Canon Row Police Station in Canon Row, Westminster, was one of the Metropolitan Police's better known central London police stations. Replacing a leased station on King Street in St James's, it opened on 21 July 1902 in an extension to the Norman Shaw Buildings, then the home of New Scotland Yard. Canon Row Police Station was designed by the Metropolitan Police Surveyor, John Dixon Butler, with Richard Norman Shaw as consultant. The building is listed at Grade II*, and is no longer in use as a police station.

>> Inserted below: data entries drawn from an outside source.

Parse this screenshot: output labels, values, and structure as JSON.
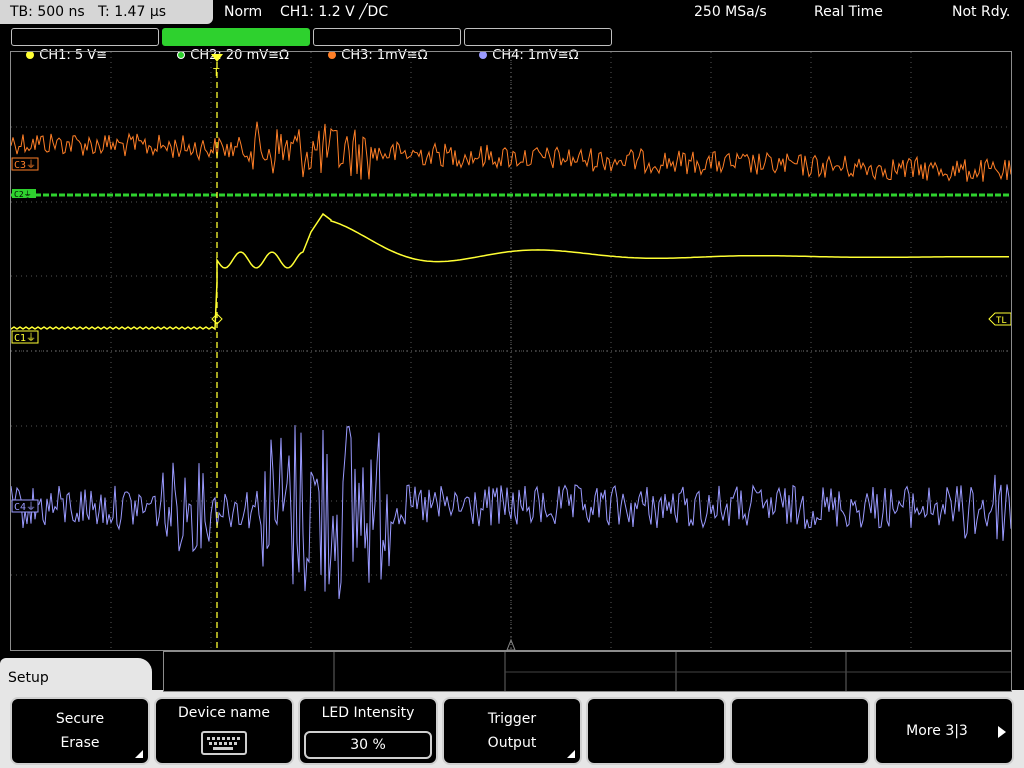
{
  "status_bar": {
    "timebase": "TB: 500 ns   T: 1.47 µs",
    "acq_mode": "Norm",
    "trigger_info": "CH1: 1.2 V ╱DC",
    "sample_rate": "250 MSa/s",
    "mode": "Real Time",
    "trigger_status": "Not Rdy."
  },
  "channels": [
    {
      "label": "CH1: 5 V≅",
      "color": "#ffff33",
      "active": false
    },
    {
      "label": "CH2: 20 mV≅Ω",
      "color": "#2ed12e",
      "active": true
    },
    {
      "label": "CH3: 1mV≅Ω",
      "color": "#ff7f27",
      "active": false
    },
    {
      "label": "CH4: 1mV≅Ω",
      "color": "#9a9aff",
      "active": false
    }
  ],
  "markers": {
    "c3": "C3⏚",
    "c2": "C2⏚",
    "c1": "C1⏚",
    "c4": "C4⏚",
    "trigger_level": "TL",
    "trigger_pos": "T"
  },
  "menu": {
    "title": "Setup",
    "softkeys": [
      {
        "line1": "Secure",
        "line2": "Erase",
        "has_submenu": true
      },
      {
        "line1": "Device name",
        "icon": "keyboard-icon"
      },
      {
        "line1": "LED Intensity",
        "value": "30 %"
      },
      {
        "line1": "Trigger",
        "line2": "Output",
        "has_submenu": true
      },
      {
        "line1": ""
      },
      {
        "line1": ""
      },
      {
        "line1": "More 3|3",
        "has_arrow": true
      }
    ]
  },
  "colors": {
    "ch1": "#ffff33",
    "ch2": "#2ed12e",
    "ch3": "#ff7f27",
    "ch4": "#9a9aff",
    "grid": "#6e6e6e"
  }
}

The code for the station was "AD", police phonetic code "Alpha Delta". The station was responsible for policing Buckingham Palace, Windsor Castle, the Palace of Westminster (Houses of Parliament), No 10 Downing Street, Clarence House, St James's Palace, and was responsible for all major events and demonstrations that took place in Central London. Officers from the station investigated many of the twentieth century’s most notable crimes; Dr Crippen was held in the cells at Canon Row after his arrest; and the cells were also used for the safe storage of the Jules Rimet Trophy following its recovery after the theft of the cup prior to the 1966 World Championship.

In 1985 the station moved to the Curtis Green Building, retaining the name 'Canon Row'. The new station was opened by Margaret Thatcher, the then Prime Minister. It closed in 1992 on its merger with Bow Street Police Station to form Charing Cross Police Station at the former Charing Cross Hospital site on Agar Street. The original Canon Row Police Station now forms part of the Parliamentary Estate.